Chego a Pernik, ou melhor, entro na região sem entrar na cidade. O caminho para a Grécia passa por, literalmente, virar à esquerda antes da cidade (se tal se pode dizer em relação a sair numa rotunda na terceira saída tal como o GPS sempre gosta de dizer). Quando se vai para Skopje ai já se passa no interior da cidade e a sensação não é agradável. Uma cidade decadente da era industrial com muitos edifícios abandonados e encimada por muitas chaminés na sua maioria inactivas. Existe um facto interessante que me foi apontado por um búlgaro - existe uma fábrica de vidro ainda semi-activa mas que tem as grandes janelas todas partidas… casa de ferreiro espeto de pau! Pernik foi ainda o epicentro do maior terramoto na Bulgária das últimas décadas.

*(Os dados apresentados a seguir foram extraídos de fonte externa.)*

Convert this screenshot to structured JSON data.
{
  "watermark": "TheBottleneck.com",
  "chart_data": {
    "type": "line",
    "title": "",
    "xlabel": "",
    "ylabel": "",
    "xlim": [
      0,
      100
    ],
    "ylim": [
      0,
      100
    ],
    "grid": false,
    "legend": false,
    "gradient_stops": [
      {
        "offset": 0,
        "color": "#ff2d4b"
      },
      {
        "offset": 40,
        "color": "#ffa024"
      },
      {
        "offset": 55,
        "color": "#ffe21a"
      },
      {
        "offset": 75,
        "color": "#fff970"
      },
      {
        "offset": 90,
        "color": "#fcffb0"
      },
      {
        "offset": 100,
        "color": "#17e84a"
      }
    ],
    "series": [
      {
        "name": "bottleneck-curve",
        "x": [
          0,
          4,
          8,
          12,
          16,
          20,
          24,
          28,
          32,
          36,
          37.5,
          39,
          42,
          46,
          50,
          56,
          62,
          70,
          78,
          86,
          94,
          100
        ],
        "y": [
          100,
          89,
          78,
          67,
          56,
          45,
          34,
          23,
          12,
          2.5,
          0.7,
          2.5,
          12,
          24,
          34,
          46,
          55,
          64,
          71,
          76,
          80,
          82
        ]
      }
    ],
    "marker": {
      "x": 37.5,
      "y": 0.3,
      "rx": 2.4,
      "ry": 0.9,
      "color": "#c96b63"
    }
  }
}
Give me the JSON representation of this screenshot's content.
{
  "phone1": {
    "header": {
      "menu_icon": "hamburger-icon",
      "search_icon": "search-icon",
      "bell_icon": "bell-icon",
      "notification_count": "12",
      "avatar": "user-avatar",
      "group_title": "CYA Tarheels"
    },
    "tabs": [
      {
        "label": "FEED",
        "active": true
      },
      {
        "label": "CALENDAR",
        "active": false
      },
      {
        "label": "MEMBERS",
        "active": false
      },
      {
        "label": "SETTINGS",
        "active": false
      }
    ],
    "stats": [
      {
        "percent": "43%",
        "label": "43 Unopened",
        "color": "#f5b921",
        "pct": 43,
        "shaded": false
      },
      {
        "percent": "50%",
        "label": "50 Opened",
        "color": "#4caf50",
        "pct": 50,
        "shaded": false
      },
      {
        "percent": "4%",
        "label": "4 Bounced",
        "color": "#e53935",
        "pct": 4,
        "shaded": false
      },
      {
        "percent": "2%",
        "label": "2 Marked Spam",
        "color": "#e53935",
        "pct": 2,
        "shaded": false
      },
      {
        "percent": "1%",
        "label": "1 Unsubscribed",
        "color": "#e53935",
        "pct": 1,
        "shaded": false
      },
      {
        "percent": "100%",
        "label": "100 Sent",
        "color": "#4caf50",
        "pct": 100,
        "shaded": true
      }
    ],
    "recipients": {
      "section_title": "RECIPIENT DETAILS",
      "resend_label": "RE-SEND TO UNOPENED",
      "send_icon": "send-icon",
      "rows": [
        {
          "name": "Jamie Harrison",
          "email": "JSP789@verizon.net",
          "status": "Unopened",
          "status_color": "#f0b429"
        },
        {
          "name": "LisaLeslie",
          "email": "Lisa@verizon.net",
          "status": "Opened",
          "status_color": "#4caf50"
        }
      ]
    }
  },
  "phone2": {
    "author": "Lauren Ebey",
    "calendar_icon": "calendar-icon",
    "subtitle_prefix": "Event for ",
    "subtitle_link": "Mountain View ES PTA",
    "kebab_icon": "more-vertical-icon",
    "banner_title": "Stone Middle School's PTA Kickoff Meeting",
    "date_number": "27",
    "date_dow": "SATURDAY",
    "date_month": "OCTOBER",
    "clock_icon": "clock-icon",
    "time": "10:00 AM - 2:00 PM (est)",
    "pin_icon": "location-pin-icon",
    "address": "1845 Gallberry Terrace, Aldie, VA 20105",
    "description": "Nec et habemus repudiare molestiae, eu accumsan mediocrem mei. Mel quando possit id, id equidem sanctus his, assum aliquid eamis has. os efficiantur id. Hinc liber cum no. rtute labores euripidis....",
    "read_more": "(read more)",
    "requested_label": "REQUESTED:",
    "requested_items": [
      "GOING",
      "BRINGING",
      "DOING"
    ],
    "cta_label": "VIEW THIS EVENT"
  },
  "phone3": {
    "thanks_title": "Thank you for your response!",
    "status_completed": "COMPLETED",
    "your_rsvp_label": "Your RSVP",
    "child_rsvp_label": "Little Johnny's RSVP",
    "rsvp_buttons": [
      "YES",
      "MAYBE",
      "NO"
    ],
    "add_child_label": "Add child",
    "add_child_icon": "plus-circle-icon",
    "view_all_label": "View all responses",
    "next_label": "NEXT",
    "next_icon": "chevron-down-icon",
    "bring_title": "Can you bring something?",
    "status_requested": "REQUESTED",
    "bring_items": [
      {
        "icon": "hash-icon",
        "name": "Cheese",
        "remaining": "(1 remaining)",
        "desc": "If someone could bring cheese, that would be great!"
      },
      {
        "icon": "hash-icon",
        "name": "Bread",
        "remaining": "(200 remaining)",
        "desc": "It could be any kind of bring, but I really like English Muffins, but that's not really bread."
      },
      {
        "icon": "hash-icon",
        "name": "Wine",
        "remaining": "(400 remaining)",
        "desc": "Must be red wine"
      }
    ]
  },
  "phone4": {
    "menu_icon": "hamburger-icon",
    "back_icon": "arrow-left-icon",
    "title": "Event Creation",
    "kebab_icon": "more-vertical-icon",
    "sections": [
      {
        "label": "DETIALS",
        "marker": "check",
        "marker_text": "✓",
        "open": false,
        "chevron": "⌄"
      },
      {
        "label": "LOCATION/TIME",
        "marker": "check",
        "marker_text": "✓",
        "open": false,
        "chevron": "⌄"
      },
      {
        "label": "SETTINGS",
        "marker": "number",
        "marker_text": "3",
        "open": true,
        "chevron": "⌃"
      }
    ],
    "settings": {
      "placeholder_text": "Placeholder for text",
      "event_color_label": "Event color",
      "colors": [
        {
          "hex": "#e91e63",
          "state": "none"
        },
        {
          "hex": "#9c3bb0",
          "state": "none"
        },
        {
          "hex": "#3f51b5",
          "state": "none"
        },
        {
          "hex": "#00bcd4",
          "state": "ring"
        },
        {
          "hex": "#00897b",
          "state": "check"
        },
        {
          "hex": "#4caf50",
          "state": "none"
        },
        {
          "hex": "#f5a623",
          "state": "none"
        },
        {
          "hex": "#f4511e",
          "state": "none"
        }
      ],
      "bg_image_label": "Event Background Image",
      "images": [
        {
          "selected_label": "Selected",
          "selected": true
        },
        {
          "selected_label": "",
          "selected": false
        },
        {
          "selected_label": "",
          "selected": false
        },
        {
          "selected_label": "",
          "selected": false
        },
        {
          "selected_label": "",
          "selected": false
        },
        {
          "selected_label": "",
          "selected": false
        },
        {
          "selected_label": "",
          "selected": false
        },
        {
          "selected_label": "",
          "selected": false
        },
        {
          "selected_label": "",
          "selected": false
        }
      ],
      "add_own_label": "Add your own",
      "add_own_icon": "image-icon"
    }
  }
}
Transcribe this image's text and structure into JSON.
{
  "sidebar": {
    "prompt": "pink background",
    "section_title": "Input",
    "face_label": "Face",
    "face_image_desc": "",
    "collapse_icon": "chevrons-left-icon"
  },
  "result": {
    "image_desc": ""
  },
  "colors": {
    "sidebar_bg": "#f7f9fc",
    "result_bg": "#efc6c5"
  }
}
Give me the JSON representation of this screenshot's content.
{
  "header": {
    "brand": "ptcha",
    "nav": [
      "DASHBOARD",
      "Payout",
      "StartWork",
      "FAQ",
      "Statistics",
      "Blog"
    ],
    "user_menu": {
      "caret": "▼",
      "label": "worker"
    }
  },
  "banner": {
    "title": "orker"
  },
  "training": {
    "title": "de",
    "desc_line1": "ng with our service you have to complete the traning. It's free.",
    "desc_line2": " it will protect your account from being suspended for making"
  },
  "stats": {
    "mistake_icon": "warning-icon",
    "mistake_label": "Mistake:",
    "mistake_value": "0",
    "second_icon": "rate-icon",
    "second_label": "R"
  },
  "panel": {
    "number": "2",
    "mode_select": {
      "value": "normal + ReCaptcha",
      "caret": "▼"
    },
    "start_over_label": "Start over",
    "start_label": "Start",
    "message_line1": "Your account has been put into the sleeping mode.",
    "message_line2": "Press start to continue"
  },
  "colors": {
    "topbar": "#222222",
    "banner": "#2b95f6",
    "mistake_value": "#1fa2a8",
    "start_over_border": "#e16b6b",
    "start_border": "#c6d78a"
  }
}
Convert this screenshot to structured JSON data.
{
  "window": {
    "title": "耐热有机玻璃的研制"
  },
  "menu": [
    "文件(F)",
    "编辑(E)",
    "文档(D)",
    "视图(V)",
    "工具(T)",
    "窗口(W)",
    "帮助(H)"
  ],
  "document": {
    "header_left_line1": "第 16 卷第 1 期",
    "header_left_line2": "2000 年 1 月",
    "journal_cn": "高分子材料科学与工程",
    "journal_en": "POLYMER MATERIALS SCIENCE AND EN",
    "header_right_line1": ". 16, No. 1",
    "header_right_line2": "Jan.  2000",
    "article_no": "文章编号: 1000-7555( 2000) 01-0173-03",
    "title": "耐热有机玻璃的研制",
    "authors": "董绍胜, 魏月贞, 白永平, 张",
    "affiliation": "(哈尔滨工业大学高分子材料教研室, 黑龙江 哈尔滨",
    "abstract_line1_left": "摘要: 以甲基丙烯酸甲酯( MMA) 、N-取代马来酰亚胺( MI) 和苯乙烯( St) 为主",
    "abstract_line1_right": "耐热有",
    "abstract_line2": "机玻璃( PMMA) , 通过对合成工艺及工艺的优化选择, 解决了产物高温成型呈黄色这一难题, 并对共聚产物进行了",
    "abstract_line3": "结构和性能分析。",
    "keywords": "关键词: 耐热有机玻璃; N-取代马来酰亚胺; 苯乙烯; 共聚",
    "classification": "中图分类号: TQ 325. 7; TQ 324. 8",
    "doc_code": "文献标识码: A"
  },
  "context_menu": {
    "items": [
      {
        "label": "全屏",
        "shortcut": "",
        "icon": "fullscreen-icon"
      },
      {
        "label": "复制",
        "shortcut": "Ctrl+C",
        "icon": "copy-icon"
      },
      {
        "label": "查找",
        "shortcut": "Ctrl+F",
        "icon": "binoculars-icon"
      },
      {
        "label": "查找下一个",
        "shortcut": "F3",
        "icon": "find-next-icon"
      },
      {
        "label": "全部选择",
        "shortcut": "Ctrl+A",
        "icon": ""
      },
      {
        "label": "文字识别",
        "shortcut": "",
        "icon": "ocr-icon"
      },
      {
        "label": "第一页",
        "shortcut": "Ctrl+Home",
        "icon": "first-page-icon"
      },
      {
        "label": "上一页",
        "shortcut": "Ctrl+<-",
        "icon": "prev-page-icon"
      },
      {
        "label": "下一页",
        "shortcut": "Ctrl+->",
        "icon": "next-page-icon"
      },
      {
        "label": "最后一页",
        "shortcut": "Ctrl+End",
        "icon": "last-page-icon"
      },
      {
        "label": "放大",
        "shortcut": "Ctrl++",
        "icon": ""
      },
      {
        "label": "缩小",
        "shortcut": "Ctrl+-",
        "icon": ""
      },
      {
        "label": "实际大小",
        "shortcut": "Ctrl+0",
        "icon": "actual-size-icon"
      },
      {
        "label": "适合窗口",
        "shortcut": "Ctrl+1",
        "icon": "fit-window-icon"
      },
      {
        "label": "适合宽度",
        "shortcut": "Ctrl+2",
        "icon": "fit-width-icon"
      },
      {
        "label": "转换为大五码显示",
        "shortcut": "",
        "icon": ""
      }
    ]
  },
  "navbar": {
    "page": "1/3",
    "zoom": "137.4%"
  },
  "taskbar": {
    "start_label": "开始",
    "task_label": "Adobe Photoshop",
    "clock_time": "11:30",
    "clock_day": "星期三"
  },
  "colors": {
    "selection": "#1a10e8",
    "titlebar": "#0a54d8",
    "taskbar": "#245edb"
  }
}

Foi no dia 22 de Maio e vivi em pleno os acontecimentos até com algumas situações caricatas. Pela proximidade ao epicentro e estado de conservação de edifícios os estragos foram aqui de alguma dimensão, ao contrário de Sófia.

Pernik para mim é tipo uma lua a gravitar em torno de Sófia, passo por lá várias vezes e existem alguns episódios iniciais na minha vinda para a Bulgária que a referenciam.

Participei num almoço quase por coincidência e pouco depois da minha chegada. Estávamos em Setembro e o tempo incrivelmente quente para a ideia que tinha da Bulgária nessa altura. Quando chegámos estava mais calor do que o que se fazia sentir em Portugal. O local era muito central. Junto do estádio nacional, num parque apelidado como “parque central” e dedicados, jardim e estádio, a Vasil Levski - um herói nacional da revolução. Dava, ainda, nome a uma equipa de Sófia mas com um estádio com outro nome, Georgi Asparuhov. O restaurante fica numa pequena ilha inserida num lago artificial chamado Ariana, proporcionando a possibilidade de ficar bem junto da água conforme a disponibilidade de mesas. Foi o caso desse dia. Ficámos numa mesa acessível por uma pequena escadaria e isolada de todas as outras. Só duas mesas destas existiam no recinto.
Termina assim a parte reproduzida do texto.